Changes done and AtomicString adopted for the language codes.

About solving the problem with the empty language case in the hash map, I think that handling the case separately is probably the simplest and cleanest way. Other possible solutions like STL maps required operator overloading, or using STL vectors required creating (language, result) tuples and checking for existing (language,*) entries. Could be done but this seems to be quite simpler.

Any suggestions are welcome, and thank you for the style information on the static objects.
Comment 72 Alexey Proskuryakov 2010-10-28 10:59:44 PDT
Thanks Leandro! I don't have any complaints about this patch.
Comment 73 Alexey Proskuryakov 2010-10-28 11:01:49 PDT
STL containers generally require exceptions to be enabled, so we cannot use them in WebKit (we sometimes use them in separate tools).
Comment 74 Leandro Graciá Gil 2010-10-28 11:12:43 PDT
(In reply to comment #73)
> STL containers generally require exceptions to be enabled, so we cannot use them in WebKit (we sometimes use them in separate tools).

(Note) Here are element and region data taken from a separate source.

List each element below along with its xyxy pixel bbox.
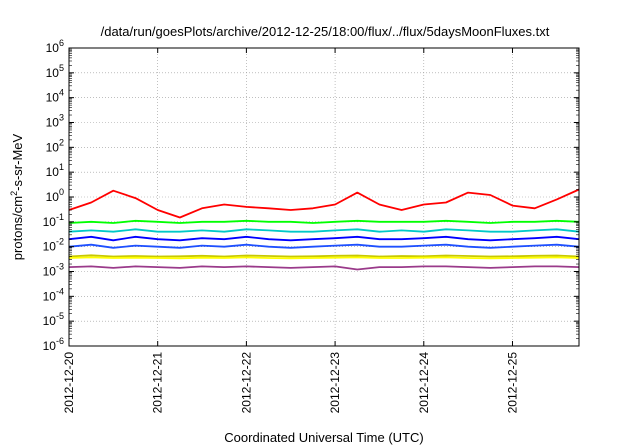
series-lines [68, 188, 580, 271]
series-line-7 [68, 256, 580, 260]
y-tick-label: 10-2 [43, 237, 64, 254]
y-tick-label: 10-5 [43, 311, 64, 328]
y-tick-label: 105 [46, 63, 64, 80]
series-line-8 [68, 265, 580, 271]
y-tick-label: 10-1 [43, 212, 64, 229]
series-line-2 [68, 219, 580, 224]
y-tick-label: 101 [46, 162, 64, 179]
x-tick-label: 2012-12-22 [239, 352, 253, 414]
x-tick-label: 2012-12-23 [328, 352, 342, 414]
y-tick-label: 103 [46, 113, 64, 130]
series-line-3 [68, 228, 580, 233]
y-tick-label: 106 [46, 38, 64, 55]
chart-title: /data/run/goesPlots/archive/2012-12-25/1… [101, 24, 550, 39]
y-tick-label: 10-4 [43, 286, 64, 303]
y-tick-label: 10-6 [43, 336, 64, 353]
y-tick-label: 104 [46, 88, 64, 105]
tick-marks [68, 47, 579, 347]
y-tick-labels: 10-6 10-5 10-4 10-3 10-2 10-1 100 101 102 103 104 1… [43, 38, 64, 353]
y-tick-label: 100 [46, 187, 64, 204]
y-axis-label: protons/cm2-s-sr-MeV [9, 133, 25, 260]
series-line-4 [68, 235, 580, 242]
series-line-5 [68, 243, 580, 249]
series-line-6 [68, 254, 580, 258]
y-tick-label: 102 [46, 137, 64, 154]
y-tick-label: 10-3 [43, 262, 64, 279]
x-tick-labels: 2012-12-20 2012-12-21 2012-12-22 2012-12-23… [62, 352, 519, 414]
x-tick-label: 2012-12-20 [62, 352, 76, 414]
series-line-1 [68, 188, 580, 219]
x-tick-label: 2012-12-24 [417, 352, 431, 414]
x-axis-label: Coordinated Universal Time (UTC) [224, 430, 423, 445]
grid-lines [69, 48, 579, 346]
x-tick-label: 2012-12-25 [505, 352, 519, 414]
x-tick-label: 2012-12-21 [151, 352, 165, 414]
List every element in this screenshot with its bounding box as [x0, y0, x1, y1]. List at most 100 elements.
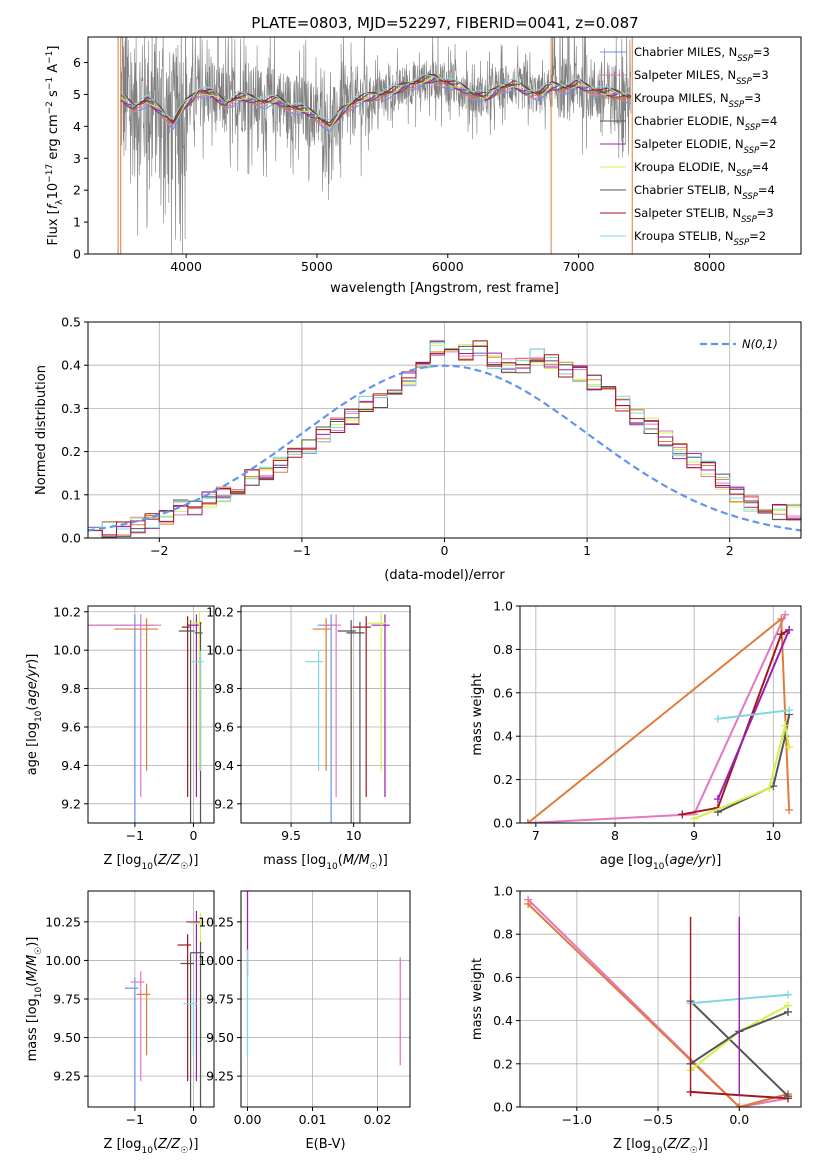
label-part: s	[46, 90, 61, 101]
label-part: −2	[45, 101, 55, 114]
legend-entry: Chabrier ELODIE, NSSP=4	[634, 114, 777, 133]
x-tick-label: 10	[346, 828, 362, 843]
label-part: E(B-V)	[305, 1137, 345, 1152]
x-tick-label: 4000	[170, 259, 202, 274]
label-part: 10	[34, 986, 44, 998]
massweight_vs_Z-panel: −1.0 −0.5 0.0 0.0 0.2 0.4 0.6 0.8 1.0 Z [log10(Z/…	[470, 884, 802, 1156]
x-tick-label: 8	[611, 828, 619, 843]
label-part: Z/Z	[157, 1137, 181, 1152]
y-tick-label: 9.2	[61, 796, 81, 811]
x-tick-label: 6000	[432, 259, 464, 274]
label-part: Z/Z	[667, 1137, 691, 1152]
legend-suffix: =4	[760, 114, 777, 128]
x-tick-label: 1	[583, 543, 591, 558]
y-tick-label: 9.75	[53, 992, 81, 1007]
y-tick-label: 9.25	[53, 1069, 81, 1084]
normal-curve	[88, 364, 801, 532]
label-part: )]	[25, 654, 40, 664]
series-marker	[785, 625, 794, 634]
label-part: mass [log	[263, 853, 326, 868]
y-tick-label: 2	[73, 183, 81, 198]
y-tick-label: 10.2	[206, 604, 234, 619]
x-tick-label: 9	[690, 828, 698, 843]
legend-entry: Salpeter STELIB, NSSP=3	[634, 206, 774, 225]
x-tick-label: 2	[726, 543, 734, 558]
label-part: (data-model)/error	[384, 568, 505, 583]
series-marker	[690, 814, 699, 823]
mass_vs_ebv-panel: 0.00 0.01 0.02 9.25 9.50 9.75 10.00 10.25 E(B-V)	[198, 890, 411, 1152]
series-chabrier_elodie	[717, 714, 791, 814]
series-kroupa_stelib	[717, 709, 790, 720]
x-tick-label: −1	[126, 1112, 144, 1127]
label-part: )]	[188, 1137, 198, 1152]
label-part: ☉	[370, 862, 378, 872]
y-tick-label: 9.50	[53, 1030, 81, 1045]
residuals-marks	[88, 339, 801, 538]
legend-text: Salpeter ELODIE, N	[634, 137, 744, 151]
legend-entry: Kroupa ELODIE, NSSP=4	[634, 160, 769, 179]
x-tick-label: 7000	[563, 259, 595, 274]
x-tick-label: 9.5	[281, 828, 301, 843]
y-tick-label: 0.1	[61, 487, 81, 502]
series-marker	[784, 1092, 793, 1101]
label-part: M/M	[25, 955, 40, 982]
label-part: mass weight	[470, 673, 485, 755]
series-marker	[713, 795, 722, 804]
series-marker	[777, 630, 786, 639]
label-part: (	[664, 853, 669, 868]
y-tick-label: 9.8	[214, 681, 234, 696]
label-part: M/M	[343, 853, 370, 868]
legend-entry: Chabrier STELIB, NSSP=4	[634, 183, 775, 202]
legend-text: Salpeter STELIB, N	[634, 206, 741, 220]
label-part: −17	[45, 164, 55, 183]
legend-entry: Kroupa MILES, NSSP=3	[634, 91, 761, 110]
y-axis-label: mass weight	[470, 673, 485, 755]
label-part: 10	[326, 862, 338, 872]
axes-frame	[519, 605, 802, 824]
label-part: erg cm	[46, 114, 61, 163]
label-part: Z [log	[613, 1137, 651, 1152]
y-tick-label: 9.2	[214, 796, 234, 811]
x-tick-label: 0	[190, 828, 198, 843]
age_vs_Z-marks	[88, 612, 204, 823]
series-salpeter_stelib	[682, 629, 790, 816]
y-tick-label: 9.50	[206, 1030, 234, 1045]
y-tick-label: 0.4	[61, 358, 81, 373]
residuals-panel: −2 −1 0 1 2 0.0 0.1 0.2 0.3 0.4 0.5 (data-model)/er…	[34, 315, 802, 583]
y-tick-label: 3	[73, 151, 81, 166]
y-tick-label: 0.5	[61, 315, 81, 330]
series-marker	[785, 743, 794, 752]
y-tick-label: 10.25	[198, 914, 234, 929]
histogram-kroupa_miles	[88, 345, 801, 538]
x-axis-label: wavelength [Angstrom, rest frame]	[330, 281, 559, 296]
model-spectrum-chabrier_miles	[120, 79, 631, 132]
label-part: Normed distribution	[34, 365, 49, 495]
legend-sub: SSP	[736, 169, 752, 179]
label-part: wavelength [Angstrom, rest frame]	[330, 281, 559, 296]
observed-spectrum-line	[120, 37, 632, 254]
series-kroupa_elodie	[693, 725, 791, 820]
legend-sub: SSP	[737, 54, 753, 64]
y-tick-label: 9.6	[214, 719, 234, 734]
label-part: (	[25, 706, 40, 711]
series-marker	[678, 810, 687, 819]
axes-frame	[240, 605, 411, 824]
x-tick-label: 0.00	[234, 1112, 262, 1127]
label-part: age/yr	[669, 853, 712, 868]
label-part: 10	[653, 862, 665, 872]
age_vs_Z-panel: −1 09.29.49.69.810.010.2Z [log10(Z/Z☉)]ag…	[25, 604, 215, 872]
histogram-salpeter_elodie	[88, 348, 801, 538]
series-marker	[524, 899, 533, 908]
series-marker	[765, 784, 774, 793]
label-part: mass weight	[470, 958, 485, 1040]
label-part: mass [log	[25, 998, 40, 1061]
y-tick-label: 0.8	[493, 927, 513, 942]
x-axis-label: mass [log10(M/M☉)]	[263, 853, 388, 872]
legend-entry: Kroupa STELIB, NSSP=2	[634, 229, 766, 248]
y-tick-label: 10.00	[45, 953, 81, 968]
label-part: 10	[34, 710, 44, 722]
y-tick-label: 10.0	[206, 643, 234, 658]
label-part: ]	[46, 46, 61, 51]
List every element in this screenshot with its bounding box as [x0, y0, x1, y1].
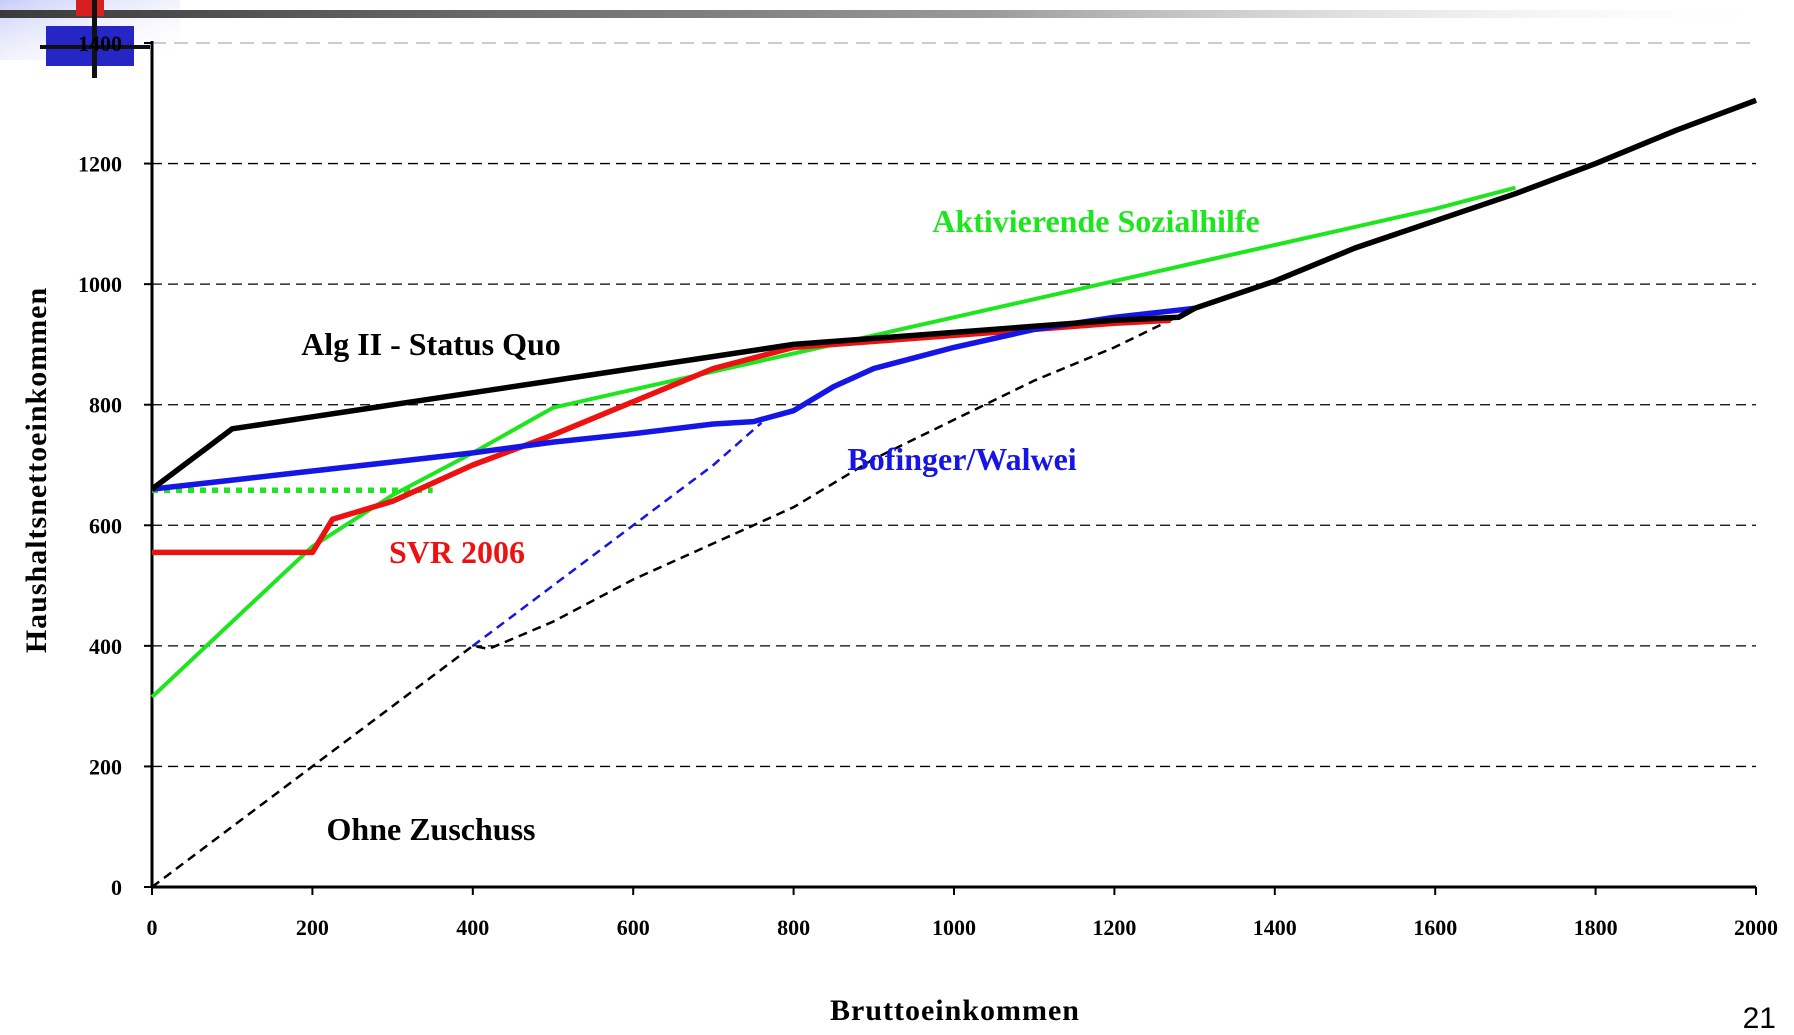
x-tick-label-1000: 1000 — [932, 915, 976, 940]
slide-decoration — [0, 0, 1794, 78]
page-number: 21 — [1743, 1002, 1776, 1030]
y-tick-labels: 0 200 400 600 800 1000 1200 1400 — [78, 31, 152, 900]
x-tick-label-800: 800 — [777, 915, 810, 940]
x-tick-label-400: 400 — [456, 915, 489, 940]
series-line-alg-ii-status-quo — [150, 97, 1757, 492]
x-axis-title: Bruttoeinkommen — [830, 994, 1080, 1027]
corner-cross-horizontal — [40, 45, 150, 49]
x-tick-label-2000: 2000 — [1734, 915, 1778, 940]
y-axis-title: Haushaltsnettoeinkommen — [20, 287, 53, 653]
corner-red-square — [76, 0, 104, 16]
y-tick-label-600: 600 — [89, 513, 122, 538]
y-tick-label-800: 800 — [89, 393, 122, 418]
y-tick-label-1000: 1000 — [78, 272, 122, 297]
corner-cross-vertical — [92, 0, 97, 78]
x-tick-label-0: 0 — [147, 915, 158, 940]
label-alg-ii-status-quo: Alg II - Status Quo — [301, 326, 561, 362]
grid-lines — [152, 42, 1756, 768]
x-tick-label-1800: 1800 — [1574, 915, 1618, 940]
series-line-bofinger-walwei — [151, 305, 1195, 492]
x-tick-labels: 0 200 400 600 800 1000 1200 1400 1600 1800 2000 — [147, 887, 1778, 940]
x-tick-label-200: 200 — [296, 915, 329, 940]
label-svr-2006: SVR 2006 — [389, 534, 525, 570]
y-tick-label-400: 400 — [89, 634, 122, 659]
series-line-bofinger-walwei-gestrichelt — [472, 421, 763, 647]
y-tick-label-0: 0 — [111, 875, 122, 900]
x-tick-label-1600: 1600 — [1413, 915, 1457, 940]
label-bofinger-walwei: Bofinger/Walwei — [847, 441, 1076, 477]
x-tick-label-1200: 1200 — [1092, 915, 1136, 940]
label-ohne-zuschuss: Ohne Zuschuss — [327, 811, 536, 847]
x-tick-label-600: 600 — [617, 915, 650, 940]
top-bar — [0, 10, 1794, 18]
label-aktivierende-sozialhilfe: Aktivierende Sozialhilfe — [932, 203, 1259, 239]
series-lines — [150, 97, 1757, 888]
y-tick-label-200: 200 — [89, 754, 122, 779]
y-tick-label-1200: 1200 — [78, 152, 122, 177]
y-tick-label-1400: 1400 — [78, 31, 122, 56]
x-tick-label-1400: 1400 — [1253, 915, 1297, 940]
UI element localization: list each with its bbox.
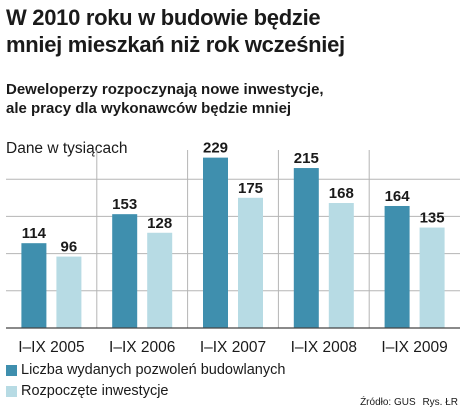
data-label-permits: 114 — [22, 225, 47, 242]
bar-started — [56, 256, 82, 328]
data-label-started: 175 — [238, 180, 263, 197]
bar-chart: 114 96 I–IX 2005 153 128 I–IX 2006 229 175 I–IX … — [6, 140, 460, 356]
data-label-permits: 164 — [385, 188, 411, 205]
data-label-started: 96 — [61, 239, 78, 256]
bar-started — [147, 232, 173, 328]
x-tick-label: I–IX 2009 — [381, 339, 447, 356]
legend-label-permits: Liczba wydanych pozwoleń budowlanych — [21, 362, 286, 378]
data-label-permits: 229 — [203, 140, 228, 157]
x-tick-label: I–IX 2005 — [18, 339, 84, 356]
legend-item-permits: Liczba wydanych pozwoleń budowlanych — [6, 360, 285, 381]
legend-label-started: Rozpoczęte inwestycje — [21, 383, 169, 399]
bar-started — [238, 197, 263, 328]
source-author: Rys. ŁR — [422, 397, 458, 408]
x-tick-label: I–IX 2008 — [291, 339, 357, 356]
x-tick-label: I–IX 2007 — [200, 339, 266, 356]
bar-permits — [112, 214, 138, 328]
bar-permits — [293, 168, 319, 328]
chart-subtitle: Deweloperzy rozpoczynają nowe inwestycje… — [6, 80, 458, 118]
bar-started — [419, 227, 445, 328]
chart-subtitle-line-2: ale pracy dla wykonawców będzie mniej — [6, 100, 292, 117]
data-label-started: 128 — [147, 215, 172, 232]
data-label-permits: 153 — [112, 196, 137, 213]
data-label-permits: 215 — [294, 150, 319, 167]
chart-title: W 2010 roku w budowie będzie mniej miesz… — [6, 4, 456, 58]
data-label-started: 135 — [420, 210, 445, 227]
bar-permits — [203, 157, 228, 328]
bar-started — [328, 203, 354, 328]
bar-permits — [21, 243, 47, 328]
chart-title-line-1: W 2010 roku w budowie będzie — [6, 5, 321, 30]
x-tick-label: I–IX 2006 — [109, 339, 175, 356]
bar-permits — [384, 205, 410, 328]
source-text: Źródło: GUS — [360, 397, 416, 408]
chart-title-line-2: mniej mieszkań niż rok wcześniej — [6, 32, 345, 57]
legend-swatch-permits — [6, 365, 17, 376]
source-note: Źródło: GUS Rys. ŁR — [356, 397, 458, 408]
data-label-started: 168 — [329, 185, 354, 202]
legend: Liczba wydanych pozwoleń budowlanych Roz… — [6, 360, 285, 402]
legend-item-started: Rozpoczęte inwestycje — [6, 381, 285, 402]
legend-swatch-started — [6, 386, 17, 397]
chart-subtitle-line-1: Deweloperzy rozpoczynają nowe inwestycje… — [6, 81, 324, 98]
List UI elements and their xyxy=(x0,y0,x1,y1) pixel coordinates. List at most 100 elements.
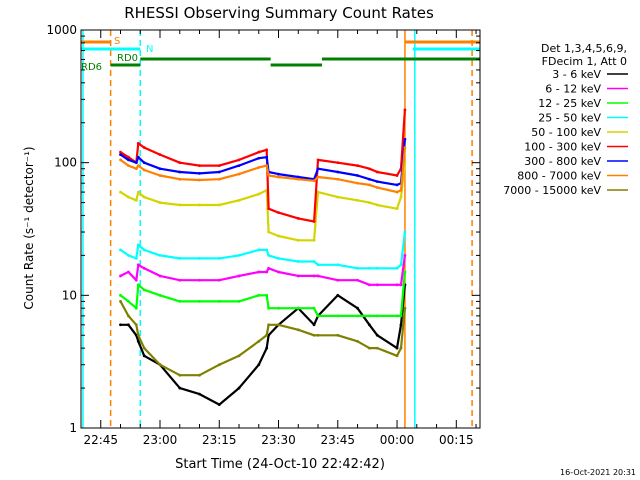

Good and useful to know. Thank you for your help.
Comment 75 Leandro Graciá Gil 2010-10-29 04:49:04 PDT
Created attachment 72316 [details]
Patch
Comment 76 Jeremy Orlow 2010-10-29 04:53:26 PDT
Comment on attachment 72316 [details]
Patch

rubber stamp...again
Comment 77 Satish Sampath 2010-10-29 05:00:17 PDT
Comment on attachment 72316 [details]
Patch

Clearing flags on attachment: 72316

Committed r70863: <http://trac.webkit.org/changeset/70863>
Comment 78 Satish Sampath 2010-10-29 05:00:36 PDT
All reviewed patches have been landed.  Closing bug.